The order does not apply to local police agencies
The executive order instructs federal law enforcement agencies, such as the FBI and Customs and Border Protection, to revise their use-of-force policies. According to administration officials, the new federal minimum standard will allow force "only when no reasonably effective, safe and feasible alternative appears to exist."
The measure is a response to public outcry in recent years over certain police tactics. It forbids federal agents from using choke holds and carotid artery restraints "unless deadly force is authorized," after a neck hold by a New York police officer was blamed for the death of Eric Garner in 2014.
The order also limits federal officers' use of "no-knock warrants," and requires federal law enforcement agencies to document publicly when and why they use no-knock warrants, and any injuries that result.
The president can't order local police agencies to follow suit, however. Instead, the executive order calls for incentives for changes by local departments, including the possibility that the new standards be a condition for some federal grants.
It will create a new database of officers fired for misconduct
The order also directs the Justice Department to create a new "national law enforcement accountability database," which would keep track of substantiated misconduct claims and disciplinary records of officers. Federal law enforcement will be required to submit their officers' records to the database, and to consult it when hiring new officers.
Local and state police agencies would be "able" to contribute to and consult the database.
Reformers say such a database could prevent officers who are fired for misconduct in one jurisdiction from finding new police jobs elsewhere. At least one study has found that such "wandering officers" are more likely to use excessive force.

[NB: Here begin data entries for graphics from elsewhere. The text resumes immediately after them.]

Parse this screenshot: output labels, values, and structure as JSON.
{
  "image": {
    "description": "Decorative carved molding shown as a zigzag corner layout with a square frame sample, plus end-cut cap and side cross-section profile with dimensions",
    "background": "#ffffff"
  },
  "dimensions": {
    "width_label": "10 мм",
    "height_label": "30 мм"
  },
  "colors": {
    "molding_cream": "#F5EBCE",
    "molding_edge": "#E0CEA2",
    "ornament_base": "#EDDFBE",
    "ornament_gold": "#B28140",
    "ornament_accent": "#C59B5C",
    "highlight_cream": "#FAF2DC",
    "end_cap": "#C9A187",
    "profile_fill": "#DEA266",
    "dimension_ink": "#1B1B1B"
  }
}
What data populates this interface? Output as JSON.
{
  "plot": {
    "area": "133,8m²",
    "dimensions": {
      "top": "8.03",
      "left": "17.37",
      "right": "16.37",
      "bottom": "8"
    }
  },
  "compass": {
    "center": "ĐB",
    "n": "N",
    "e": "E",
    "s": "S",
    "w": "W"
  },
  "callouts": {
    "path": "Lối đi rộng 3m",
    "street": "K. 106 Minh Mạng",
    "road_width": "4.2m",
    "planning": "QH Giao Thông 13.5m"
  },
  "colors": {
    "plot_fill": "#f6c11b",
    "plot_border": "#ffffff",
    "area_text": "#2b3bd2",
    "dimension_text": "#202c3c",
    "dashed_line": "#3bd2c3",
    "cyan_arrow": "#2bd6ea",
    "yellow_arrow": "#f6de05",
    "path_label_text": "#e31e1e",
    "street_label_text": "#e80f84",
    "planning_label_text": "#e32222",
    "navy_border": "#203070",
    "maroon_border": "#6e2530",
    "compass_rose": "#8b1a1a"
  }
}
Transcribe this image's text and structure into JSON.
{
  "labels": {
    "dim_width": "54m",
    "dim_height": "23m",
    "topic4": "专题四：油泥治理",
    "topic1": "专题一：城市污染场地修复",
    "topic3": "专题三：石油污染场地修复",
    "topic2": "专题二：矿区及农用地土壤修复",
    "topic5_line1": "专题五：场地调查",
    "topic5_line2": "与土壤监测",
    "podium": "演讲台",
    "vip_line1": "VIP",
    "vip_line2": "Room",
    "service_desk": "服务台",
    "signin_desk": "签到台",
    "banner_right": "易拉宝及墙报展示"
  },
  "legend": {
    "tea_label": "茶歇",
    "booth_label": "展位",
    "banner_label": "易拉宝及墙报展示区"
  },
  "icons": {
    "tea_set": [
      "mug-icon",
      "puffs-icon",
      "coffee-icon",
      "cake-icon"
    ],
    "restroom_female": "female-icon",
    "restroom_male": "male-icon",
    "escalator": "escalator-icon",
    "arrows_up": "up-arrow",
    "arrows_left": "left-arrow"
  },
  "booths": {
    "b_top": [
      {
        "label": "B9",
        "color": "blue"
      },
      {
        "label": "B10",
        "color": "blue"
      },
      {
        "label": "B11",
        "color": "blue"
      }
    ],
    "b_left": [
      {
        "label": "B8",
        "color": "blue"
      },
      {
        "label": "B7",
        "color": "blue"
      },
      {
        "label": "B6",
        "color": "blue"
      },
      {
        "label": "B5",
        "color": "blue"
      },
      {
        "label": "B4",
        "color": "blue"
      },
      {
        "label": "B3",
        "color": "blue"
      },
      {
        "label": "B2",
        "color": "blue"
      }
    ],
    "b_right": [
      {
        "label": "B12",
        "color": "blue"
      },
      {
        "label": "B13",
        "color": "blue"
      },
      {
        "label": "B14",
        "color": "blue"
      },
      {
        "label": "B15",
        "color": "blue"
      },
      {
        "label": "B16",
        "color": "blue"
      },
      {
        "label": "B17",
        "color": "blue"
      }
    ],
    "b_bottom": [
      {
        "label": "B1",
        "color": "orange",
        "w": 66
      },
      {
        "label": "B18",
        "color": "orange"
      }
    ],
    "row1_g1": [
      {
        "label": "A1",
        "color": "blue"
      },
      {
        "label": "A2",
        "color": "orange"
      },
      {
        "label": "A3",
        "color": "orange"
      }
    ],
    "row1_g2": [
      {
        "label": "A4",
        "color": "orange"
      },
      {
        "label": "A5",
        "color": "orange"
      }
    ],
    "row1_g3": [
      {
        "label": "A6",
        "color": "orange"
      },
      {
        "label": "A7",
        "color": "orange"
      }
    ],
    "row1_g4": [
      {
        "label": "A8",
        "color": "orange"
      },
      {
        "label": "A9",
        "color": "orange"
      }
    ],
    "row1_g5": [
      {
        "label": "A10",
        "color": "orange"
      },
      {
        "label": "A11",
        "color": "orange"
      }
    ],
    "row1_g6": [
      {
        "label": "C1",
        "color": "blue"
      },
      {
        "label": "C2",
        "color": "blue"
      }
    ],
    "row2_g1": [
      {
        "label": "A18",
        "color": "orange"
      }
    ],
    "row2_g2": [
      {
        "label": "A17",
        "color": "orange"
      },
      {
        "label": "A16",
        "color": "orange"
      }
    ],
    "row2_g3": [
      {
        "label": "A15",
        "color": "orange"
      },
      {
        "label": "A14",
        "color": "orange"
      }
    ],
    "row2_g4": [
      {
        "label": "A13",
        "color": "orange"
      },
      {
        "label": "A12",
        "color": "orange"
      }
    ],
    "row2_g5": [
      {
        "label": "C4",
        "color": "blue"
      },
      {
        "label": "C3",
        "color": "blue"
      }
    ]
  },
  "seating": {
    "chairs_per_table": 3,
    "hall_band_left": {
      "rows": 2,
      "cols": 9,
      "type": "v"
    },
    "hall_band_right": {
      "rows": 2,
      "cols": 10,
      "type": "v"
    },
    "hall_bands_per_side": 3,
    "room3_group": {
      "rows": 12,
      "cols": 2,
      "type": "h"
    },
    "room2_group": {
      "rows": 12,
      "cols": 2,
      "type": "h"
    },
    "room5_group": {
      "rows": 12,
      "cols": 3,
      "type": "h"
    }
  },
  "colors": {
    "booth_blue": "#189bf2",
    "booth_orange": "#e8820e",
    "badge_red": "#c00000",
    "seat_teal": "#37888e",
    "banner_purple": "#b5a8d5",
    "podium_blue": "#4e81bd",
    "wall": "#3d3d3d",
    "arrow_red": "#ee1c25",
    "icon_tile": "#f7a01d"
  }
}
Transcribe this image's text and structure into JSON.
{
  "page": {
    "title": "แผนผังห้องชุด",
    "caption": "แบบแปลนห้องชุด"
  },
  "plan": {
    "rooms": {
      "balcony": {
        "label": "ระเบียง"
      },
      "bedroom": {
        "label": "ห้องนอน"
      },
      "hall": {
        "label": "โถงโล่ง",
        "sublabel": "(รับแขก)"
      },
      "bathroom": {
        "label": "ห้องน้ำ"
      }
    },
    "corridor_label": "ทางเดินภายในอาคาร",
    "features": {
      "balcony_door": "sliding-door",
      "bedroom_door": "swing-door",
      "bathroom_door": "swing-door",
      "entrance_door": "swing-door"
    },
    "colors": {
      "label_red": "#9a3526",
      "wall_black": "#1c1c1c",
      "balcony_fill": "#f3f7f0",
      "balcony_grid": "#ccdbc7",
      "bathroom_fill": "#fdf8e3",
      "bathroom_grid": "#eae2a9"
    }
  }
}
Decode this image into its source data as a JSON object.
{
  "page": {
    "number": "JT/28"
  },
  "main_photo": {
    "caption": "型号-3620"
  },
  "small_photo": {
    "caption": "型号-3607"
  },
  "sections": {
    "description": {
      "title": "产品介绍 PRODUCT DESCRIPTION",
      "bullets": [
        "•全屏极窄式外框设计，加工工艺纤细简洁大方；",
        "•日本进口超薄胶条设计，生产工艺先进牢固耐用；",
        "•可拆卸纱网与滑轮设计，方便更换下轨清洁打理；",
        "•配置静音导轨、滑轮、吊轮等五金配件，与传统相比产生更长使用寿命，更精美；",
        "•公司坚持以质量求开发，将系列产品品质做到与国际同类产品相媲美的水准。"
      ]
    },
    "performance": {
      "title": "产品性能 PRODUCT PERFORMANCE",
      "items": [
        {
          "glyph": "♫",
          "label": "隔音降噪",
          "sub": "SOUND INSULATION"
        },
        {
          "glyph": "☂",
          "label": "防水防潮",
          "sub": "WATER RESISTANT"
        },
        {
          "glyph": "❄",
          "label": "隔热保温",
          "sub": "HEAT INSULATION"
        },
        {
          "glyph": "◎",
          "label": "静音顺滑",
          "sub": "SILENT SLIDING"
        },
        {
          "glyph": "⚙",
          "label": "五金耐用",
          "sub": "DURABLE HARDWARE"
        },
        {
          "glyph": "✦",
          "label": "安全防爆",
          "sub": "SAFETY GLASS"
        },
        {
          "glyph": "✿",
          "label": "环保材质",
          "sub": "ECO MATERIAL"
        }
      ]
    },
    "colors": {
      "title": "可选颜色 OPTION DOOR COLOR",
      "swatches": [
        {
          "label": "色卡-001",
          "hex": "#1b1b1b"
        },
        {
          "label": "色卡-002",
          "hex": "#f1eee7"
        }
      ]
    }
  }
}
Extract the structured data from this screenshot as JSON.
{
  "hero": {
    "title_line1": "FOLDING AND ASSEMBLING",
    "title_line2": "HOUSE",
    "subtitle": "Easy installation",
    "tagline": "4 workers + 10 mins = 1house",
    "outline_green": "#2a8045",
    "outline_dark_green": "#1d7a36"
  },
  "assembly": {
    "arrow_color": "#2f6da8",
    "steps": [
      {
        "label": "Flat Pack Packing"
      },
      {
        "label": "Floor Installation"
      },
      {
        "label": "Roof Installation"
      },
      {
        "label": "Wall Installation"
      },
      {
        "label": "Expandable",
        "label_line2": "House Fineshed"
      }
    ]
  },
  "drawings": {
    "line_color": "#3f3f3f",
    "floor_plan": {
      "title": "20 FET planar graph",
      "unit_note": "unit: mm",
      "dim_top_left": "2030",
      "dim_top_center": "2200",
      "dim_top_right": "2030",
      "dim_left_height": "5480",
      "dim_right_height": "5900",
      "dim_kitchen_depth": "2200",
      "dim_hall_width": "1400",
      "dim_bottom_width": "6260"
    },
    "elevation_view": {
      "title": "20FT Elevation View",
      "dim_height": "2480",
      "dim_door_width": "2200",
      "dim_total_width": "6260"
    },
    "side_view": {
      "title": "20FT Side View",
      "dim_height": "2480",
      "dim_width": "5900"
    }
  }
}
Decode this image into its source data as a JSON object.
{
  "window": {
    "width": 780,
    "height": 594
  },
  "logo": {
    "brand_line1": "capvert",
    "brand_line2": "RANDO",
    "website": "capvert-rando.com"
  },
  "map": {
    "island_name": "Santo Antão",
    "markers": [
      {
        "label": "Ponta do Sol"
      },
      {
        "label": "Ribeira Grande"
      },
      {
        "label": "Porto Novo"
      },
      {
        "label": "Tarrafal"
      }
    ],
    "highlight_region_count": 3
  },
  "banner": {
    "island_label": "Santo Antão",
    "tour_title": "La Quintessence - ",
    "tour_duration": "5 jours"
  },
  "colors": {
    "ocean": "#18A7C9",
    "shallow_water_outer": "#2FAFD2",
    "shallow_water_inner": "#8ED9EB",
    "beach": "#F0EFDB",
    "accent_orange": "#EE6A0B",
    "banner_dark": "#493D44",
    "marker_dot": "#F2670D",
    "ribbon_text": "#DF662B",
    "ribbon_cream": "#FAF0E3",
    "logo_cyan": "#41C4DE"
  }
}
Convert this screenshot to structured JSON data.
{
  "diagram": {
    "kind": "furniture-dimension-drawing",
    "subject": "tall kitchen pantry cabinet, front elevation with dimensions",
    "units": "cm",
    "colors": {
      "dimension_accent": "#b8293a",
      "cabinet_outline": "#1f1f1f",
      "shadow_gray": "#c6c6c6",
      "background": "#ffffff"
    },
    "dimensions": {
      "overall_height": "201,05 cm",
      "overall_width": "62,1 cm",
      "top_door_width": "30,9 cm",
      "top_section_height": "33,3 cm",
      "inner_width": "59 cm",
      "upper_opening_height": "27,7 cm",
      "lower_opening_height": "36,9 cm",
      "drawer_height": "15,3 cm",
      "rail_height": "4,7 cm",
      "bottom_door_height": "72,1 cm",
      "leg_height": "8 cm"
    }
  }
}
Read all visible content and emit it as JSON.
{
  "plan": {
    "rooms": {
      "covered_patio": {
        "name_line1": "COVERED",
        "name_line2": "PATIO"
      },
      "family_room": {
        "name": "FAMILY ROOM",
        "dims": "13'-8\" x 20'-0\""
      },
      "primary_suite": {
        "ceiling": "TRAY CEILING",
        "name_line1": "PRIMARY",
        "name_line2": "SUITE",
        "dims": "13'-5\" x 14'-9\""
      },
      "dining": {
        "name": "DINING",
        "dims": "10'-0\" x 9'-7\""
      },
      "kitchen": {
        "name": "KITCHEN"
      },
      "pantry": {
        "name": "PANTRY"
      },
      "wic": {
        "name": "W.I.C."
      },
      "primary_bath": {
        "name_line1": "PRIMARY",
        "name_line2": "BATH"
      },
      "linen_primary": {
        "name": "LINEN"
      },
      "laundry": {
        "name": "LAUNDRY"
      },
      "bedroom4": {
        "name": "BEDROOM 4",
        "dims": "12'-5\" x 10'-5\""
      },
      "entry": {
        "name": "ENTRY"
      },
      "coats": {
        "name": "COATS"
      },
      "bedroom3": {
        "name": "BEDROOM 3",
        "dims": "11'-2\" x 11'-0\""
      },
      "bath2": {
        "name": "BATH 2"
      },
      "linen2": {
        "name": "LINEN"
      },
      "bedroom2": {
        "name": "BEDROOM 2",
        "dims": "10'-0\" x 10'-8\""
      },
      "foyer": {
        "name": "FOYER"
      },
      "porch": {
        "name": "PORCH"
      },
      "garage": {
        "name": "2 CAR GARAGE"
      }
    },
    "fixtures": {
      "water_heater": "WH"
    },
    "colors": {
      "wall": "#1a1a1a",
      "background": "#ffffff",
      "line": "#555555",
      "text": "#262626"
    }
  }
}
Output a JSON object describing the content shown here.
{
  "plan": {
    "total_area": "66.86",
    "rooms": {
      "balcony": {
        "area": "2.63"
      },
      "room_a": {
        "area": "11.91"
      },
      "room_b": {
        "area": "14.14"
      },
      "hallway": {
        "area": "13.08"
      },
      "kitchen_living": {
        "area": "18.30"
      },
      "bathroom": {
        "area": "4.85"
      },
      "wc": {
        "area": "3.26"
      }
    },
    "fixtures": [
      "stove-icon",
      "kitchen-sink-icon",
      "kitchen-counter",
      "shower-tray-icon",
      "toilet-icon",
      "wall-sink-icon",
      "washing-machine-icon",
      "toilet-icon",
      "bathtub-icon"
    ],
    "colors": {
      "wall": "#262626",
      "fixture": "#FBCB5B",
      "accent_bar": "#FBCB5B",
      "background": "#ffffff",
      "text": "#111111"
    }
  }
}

A privately-run database already exists, containing the names of about 40 thousand officers who've lost certification for misconduct, but in the absence of a federal mandate, only about one third of police departments ever check it when hiring new officers.
Biden's executive order also re-imposes Obama-era restrictions on federal transfers of military-grade equipment to local police, new national standards for police accreditation, and requires the use of body cameras by federal officers.